Straffällige ausweisen, aber wie?

Philipp Neumann

Berlin.  Nach den massenhaften sexuellen Übergriffen und Diebstählen an Silvester dreht sich die politische Debatte um die Frage, ob und wie ausländische Straftäter schneller ausgewiesen werden können. Die Opfer, die in Köln und in anderen Städten sexuell belästigt und be­stohlen worden waren, hatten die Täter als „nordafrikanisch oder arabisch“ aussehend beschrieben. Die Polizei in Köln hat nordafrikanische Tatverdächtige vorübergehend festgenommen.

Bundesjustizminister Heiko Maas (SPD) hält die Ausweisung der Täter schon mit dem geltenden Recht für möglich. Auch Grünen-Fraktionschefin Katrin Göring-Eckardt sprach sich gegen schärfere Gesetze aus. Innenpolitiker von CDU und CSU meinen dagegen, die Schwelle für Ausweisungen müsse gesenkt werden. Bundeskanzlerin Angela Merkel will prüfen, ob bei Ausweisungen alles getan werde, was notwendig ist.

Bestrafung durch Ausweisung?

In einem aktuellen Bericht des Bundeskriminalamts zur Kriminalität durch Flüchtlinge steht, dass der Anteil von Sexualstraftaten an den erfassten Fällen bei unter ei­nem Prozent liegt. Zwei Drittel der von Januar bis September erfassten rund 140 000 Straftaten durch Flüchtlinge sind Vermögens- und Fälschungsdelikte sowie Diebstähle. Bis September wurden in Deutschland rund 600 000 Asylbewerber registriert.

Grundsätzlich kann der Staat kriminelle Ausländer aus Deutschland ausweisen. Dabei wird nicht unterschieden zwischen Asylbewerbern, länger hier lebenden Migranten und anderen Ausländern.

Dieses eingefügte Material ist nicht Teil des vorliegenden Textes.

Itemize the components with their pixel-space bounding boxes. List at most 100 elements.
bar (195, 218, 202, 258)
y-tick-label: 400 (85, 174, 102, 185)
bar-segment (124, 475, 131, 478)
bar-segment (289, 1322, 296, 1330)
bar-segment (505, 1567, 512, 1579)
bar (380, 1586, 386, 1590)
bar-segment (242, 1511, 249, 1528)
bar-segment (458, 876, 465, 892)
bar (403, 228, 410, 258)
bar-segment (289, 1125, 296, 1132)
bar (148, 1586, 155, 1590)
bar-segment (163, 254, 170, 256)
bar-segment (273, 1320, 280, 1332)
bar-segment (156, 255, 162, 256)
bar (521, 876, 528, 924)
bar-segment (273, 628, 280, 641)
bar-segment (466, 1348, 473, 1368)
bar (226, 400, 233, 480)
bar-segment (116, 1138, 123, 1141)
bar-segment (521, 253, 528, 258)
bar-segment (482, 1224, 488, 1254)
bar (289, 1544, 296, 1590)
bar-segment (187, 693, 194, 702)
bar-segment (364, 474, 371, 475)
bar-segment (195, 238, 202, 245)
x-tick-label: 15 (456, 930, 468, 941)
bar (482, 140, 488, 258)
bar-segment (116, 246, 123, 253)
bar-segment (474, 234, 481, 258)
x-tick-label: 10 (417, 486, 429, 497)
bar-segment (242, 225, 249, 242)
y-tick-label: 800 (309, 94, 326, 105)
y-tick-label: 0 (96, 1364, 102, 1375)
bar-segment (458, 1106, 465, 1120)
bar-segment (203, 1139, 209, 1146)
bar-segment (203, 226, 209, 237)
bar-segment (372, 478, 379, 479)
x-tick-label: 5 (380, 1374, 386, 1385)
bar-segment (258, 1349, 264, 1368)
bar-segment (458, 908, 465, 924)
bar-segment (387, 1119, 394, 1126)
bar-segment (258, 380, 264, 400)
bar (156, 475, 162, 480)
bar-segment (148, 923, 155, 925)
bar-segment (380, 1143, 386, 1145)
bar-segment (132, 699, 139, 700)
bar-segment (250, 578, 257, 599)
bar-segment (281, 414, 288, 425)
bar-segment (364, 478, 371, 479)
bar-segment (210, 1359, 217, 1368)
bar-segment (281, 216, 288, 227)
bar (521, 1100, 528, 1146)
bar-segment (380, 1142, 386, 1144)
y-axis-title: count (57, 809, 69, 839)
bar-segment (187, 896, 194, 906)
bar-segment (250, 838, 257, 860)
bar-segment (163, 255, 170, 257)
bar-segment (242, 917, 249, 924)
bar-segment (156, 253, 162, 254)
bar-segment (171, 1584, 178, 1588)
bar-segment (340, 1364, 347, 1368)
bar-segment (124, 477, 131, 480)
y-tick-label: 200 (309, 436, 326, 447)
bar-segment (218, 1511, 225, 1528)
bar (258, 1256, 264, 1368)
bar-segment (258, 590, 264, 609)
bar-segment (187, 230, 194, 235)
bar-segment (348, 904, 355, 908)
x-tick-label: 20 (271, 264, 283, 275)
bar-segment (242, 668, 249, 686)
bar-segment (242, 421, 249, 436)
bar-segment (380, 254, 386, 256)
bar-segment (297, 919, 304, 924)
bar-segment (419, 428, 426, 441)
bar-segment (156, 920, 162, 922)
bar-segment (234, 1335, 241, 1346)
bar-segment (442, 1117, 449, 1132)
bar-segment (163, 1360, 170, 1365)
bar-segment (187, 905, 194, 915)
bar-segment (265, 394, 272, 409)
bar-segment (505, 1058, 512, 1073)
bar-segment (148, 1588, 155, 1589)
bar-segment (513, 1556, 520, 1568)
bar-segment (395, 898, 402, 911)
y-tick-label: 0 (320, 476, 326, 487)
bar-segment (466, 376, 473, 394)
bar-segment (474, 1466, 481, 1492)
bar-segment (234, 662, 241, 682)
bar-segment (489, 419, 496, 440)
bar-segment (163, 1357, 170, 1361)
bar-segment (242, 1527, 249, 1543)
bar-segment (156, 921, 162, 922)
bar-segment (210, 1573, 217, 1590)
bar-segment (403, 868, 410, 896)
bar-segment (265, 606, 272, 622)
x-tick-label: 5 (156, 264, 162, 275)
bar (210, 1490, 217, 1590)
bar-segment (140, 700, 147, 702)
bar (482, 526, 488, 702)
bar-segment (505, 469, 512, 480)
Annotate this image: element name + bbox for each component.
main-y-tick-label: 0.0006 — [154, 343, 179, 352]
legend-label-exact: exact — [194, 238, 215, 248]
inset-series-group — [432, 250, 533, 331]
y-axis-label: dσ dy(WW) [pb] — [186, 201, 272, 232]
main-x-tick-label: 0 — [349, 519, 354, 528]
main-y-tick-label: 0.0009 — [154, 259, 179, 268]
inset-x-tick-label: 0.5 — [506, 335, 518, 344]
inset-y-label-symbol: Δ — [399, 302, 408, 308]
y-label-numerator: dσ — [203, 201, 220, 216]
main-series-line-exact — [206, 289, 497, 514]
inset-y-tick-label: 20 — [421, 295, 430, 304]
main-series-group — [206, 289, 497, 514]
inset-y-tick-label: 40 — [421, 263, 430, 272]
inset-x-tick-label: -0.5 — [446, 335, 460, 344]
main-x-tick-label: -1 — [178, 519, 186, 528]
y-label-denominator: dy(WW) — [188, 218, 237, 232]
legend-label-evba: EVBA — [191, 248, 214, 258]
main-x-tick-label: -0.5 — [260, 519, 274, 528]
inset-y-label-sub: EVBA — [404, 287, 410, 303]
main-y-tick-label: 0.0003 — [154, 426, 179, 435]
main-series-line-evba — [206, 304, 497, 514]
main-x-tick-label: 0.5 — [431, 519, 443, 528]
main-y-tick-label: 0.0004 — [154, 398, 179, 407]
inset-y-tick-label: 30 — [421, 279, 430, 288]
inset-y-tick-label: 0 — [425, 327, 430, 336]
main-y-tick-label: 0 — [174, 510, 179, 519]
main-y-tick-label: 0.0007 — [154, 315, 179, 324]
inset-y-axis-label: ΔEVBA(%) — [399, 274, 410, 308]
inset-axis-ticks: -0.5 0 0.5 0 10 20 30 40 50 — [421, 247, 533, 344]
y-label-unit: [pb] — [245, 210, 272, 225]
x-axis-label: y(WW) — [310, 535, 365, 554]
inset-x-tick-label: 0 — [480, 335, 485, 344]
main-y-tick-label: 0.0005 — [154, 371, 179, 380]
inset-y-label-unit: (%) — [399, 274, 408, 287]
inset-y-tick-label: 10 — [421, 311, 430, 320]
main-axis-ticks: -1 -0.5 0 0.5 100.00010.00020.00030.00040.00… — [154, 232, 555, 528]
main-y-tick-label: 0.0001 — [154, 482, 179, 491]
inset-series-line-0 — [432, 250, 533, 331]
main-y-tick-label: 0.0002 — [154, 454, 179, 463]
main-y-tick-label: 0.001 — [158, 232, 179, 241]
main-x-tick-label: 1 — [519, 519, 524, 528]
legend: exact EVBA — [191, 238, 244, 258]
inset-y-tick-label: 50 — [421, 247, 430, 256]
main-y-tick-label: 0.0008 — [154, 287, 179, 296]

Vor einer Ausweisung müssen Gerichte und Behörden entscheiden, welche Gründe für und welche ge­gen eine Ausweisung sprechen. Soll ein Ausländer für sein kriminelles Verhalten durch die Ausweisung bestraft werden? Oder sprechen persönliche Gründe doch für einen Verbleib in Deutschland?

Zu solchen Gründen, die für ein Hierbleiben sprechen, zählen beispielsweise die Folgen, die eine Ausweisung für Familienangehörige des Täters hätte. Dazu zählen aber auch wirtschaftliche Bindungen, die ein Ausländer hier hat. Juristen sprechen bei dieser Entscheidung vom „Ausweisungsinteresse“ des Staates und vom „Bleibeinteresse“ des Betroffenen.

Justizminister Maas meint, bei Sexualdelikten wie in Köln sei eine Ausweisung der Täter möglich. Im Aufenthaltsrecht heißt es nämlich, das öffentliche Interesse an einer Ausweisung „wiegt schwer“, wenn der ausländische Täter zu einem Jahr Haft verurteilt wurde. Dieses Strafmaß sei bei Sexualdelikten „absolut möglich“, so Maas.

Noch wahrscheinlicher ist eine Ausweisung, wenn das öffentliche Interesse daran laut Gesetz „besonders schwer wiegt“. Das ist bei Straftaten und einer Verurteilung zu mehr als zwei Jahren Haft der Fall. Gleiches gilt, wenn ein Ausländer „die Sicherheit der Bundesrepublik gefährdet“, den Terrorismus unterstützt oder wenn er – so das Gesetz – „Teile der Bevölkerung böswillig verächtlich macht und dadurch die Menschenwürde anderer angreift“. Allerdings bedeutet eine Ausweisung nicht notwendigerweise, dass ein Ausländer sofort das Land verlässt. Wer eine „Ausweisungsverfügung“ erhält und nicht freiwillig ausreist, wird abgeschoben.

Hohe Kosten für Abschiebungen

Allerdings gibt es im deutschen Recht – übereinstimmend mit der Genfer Flüchtlingskonvention – auch ein Verbot der Abschiebung: Ein Ausländer darf nicht abgeschoben werden, wenn im Heimatland sein Leben bedroht ist – bei den meisten Flüchtlingen dürfte genau das der Fall sein.

Die Abschiebung eines Flüchtlings in sein Heimatland ist teuer. Kostenfaktor ist nicht das Flugticket, sondern das Drumherum: die Begleitung durch Beamte der Bundespolizei, die Beschaffung von Reisepapieren, eventuell auch Kosten für die Abschiebehaft (je nach Land zwischen 70 und 350 Euro pro Tag). Bayern etwa gab im Jahr 2015 fast drei Millionen Euro für fast 4000 Abschiebungen aus. Das wären fast 1000 Euro pro Fall.